Pimiento de Padrón and Pimenton Egg on Toast
4 tablespoons olive oil
5 pimientos de Padrón (padrón peppers)
1/4 Pimenton de la Vera
1 slice of toast
- Heat a skillet to high heat. Add 3 tablespoons of the olive oil to the pan. When this is hot add the peppers, making sure they are in one layer. Be careful as they may spit. Don't fret, nothing a well-brandished splatter guard and caution can’t fix.
- Fry the peppers in the oil until they are brown and blistered in most places. Remove from the pan and immediately sprinkle with sea salt while hot.
- While the peppers are frying, or after in the same pan, cook your egg. Heat the remaining tablespoon of olive oil in the pan and, when the oil is hot, add the egg. When the egg starts to set, sprinkle the pimenton, on the yolk, whites, and surrounding oil. Swirl the pan around so the orange oil gets on the egg.
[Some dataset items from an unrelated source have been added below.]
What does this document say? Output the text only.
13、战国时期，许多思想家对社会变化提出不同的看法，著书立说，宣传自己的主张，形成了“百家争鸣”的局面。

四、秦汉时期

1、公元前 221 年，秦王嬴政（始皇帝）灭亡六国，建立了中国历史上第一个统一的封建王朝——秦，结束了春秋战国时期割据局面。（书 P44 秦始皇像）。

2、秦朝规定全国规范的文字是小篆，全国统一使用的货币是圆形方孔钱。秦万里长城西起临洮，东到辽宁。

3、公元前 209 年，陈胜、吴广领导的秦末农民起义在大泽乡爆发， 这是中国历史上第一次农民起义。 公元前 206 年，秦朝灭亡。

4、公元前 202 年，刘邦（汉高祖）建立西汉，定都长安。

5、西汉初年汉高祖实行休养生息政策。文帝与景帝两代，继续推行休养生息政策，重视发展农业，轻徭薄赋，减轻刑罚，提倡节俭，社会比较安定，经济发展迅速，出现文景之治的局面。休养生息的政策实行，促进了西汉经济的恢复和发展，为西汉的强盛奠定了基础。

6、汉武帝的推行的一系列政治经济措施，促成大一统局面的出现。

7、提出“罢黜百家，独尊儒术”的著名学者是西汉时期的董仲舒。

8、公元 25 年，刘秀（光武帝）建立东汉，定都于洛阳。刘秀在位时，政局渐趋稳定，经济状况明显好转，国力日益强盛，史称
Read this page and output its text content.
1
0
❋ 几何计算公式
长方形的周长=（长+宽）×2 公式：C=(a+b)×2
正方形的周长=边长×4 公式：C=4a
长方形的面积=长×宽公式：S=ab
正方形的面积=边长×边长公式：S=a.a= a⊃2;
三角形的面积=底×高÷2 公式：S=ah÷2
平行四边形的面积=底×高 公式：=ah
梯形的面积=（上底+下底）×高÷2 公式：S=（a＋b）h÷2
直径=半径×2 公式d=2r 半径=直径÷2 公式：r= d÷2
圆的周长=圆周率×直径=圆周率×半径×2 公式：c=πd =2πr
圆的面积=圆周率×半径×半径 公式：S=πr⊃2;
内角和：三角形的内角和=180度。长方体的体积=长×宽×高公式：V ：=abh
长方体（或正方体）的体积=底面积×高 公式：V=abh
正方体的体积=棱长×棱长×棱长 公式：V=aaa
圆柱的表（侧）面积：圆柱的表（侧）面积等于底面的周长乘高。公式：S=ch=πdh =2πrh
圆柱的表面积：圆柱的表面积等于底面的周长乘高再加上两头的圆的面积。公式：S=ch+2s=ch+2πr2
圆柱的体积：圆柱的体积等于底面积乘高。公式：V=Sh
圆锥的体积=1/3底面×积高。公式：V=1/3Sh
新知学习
Sprinkle the yolk with salt and cook to your desired doneness. I like mine runny…and when you’ve taste a padrón pepper dunked in pimenton-laced runny yolk so will you.
- Toast your bread and assemble all your ingredients on a plate, any which way you want aisa top business schools.
There is no right or wrong way to assemble and eat this. Pile the peppers and the egg on the toast and dive in messily or arrange each component separately and eat daintily with a fork and knife. It’s breakfast; there are no wrong answers! What you should try to stick to though is to eat this warm, as soon as it is ready, to get it at its best.
I've made Pimenton fried egg before and it remains one of my favorite ways to have fried egg. It's the perfect type of egg to have with these peppers, but also perfect on its own, sopped up with a good piece of toast. And speaking of toast, this dish is best with a nice hearty piece, the type that comes from a craggy, ornery-looking loaf. This particular one came from the afore-mentioned boulangerie that I was so excited had opened near me. But this is personal preference and please go ahead and use your own favorite.
I am beyond excited that someone has started selling these peppers at my local market, and even more so that someone has begun growing them locally. I am just crossing all my fingers that supply is steady. Intrepid farmers, I support your attempts to grow these peppers, and promise to always buy part of your crop! Now, I just have to keep my fingers likewise crossed that the crafty restaurants don’t swoop in and finish the supply (as I suspect they did this weekend)!
How was your weekend? All good I hope? I had a lovely Saturday with a market jaunt in the morning, brunch with my mother (muesli and white wine for me, grilled tomato & cheese and white wine for her, in case you were wondering), and then an afternoon of fun and outdoor eating with friends. We also managed to sneak in some cookie baking. We are all feeling a bit under the weather today though, so it’s been a prescribed and imposed lazy Sunday for us. Resting up for a busy week ahead Managed Private Network!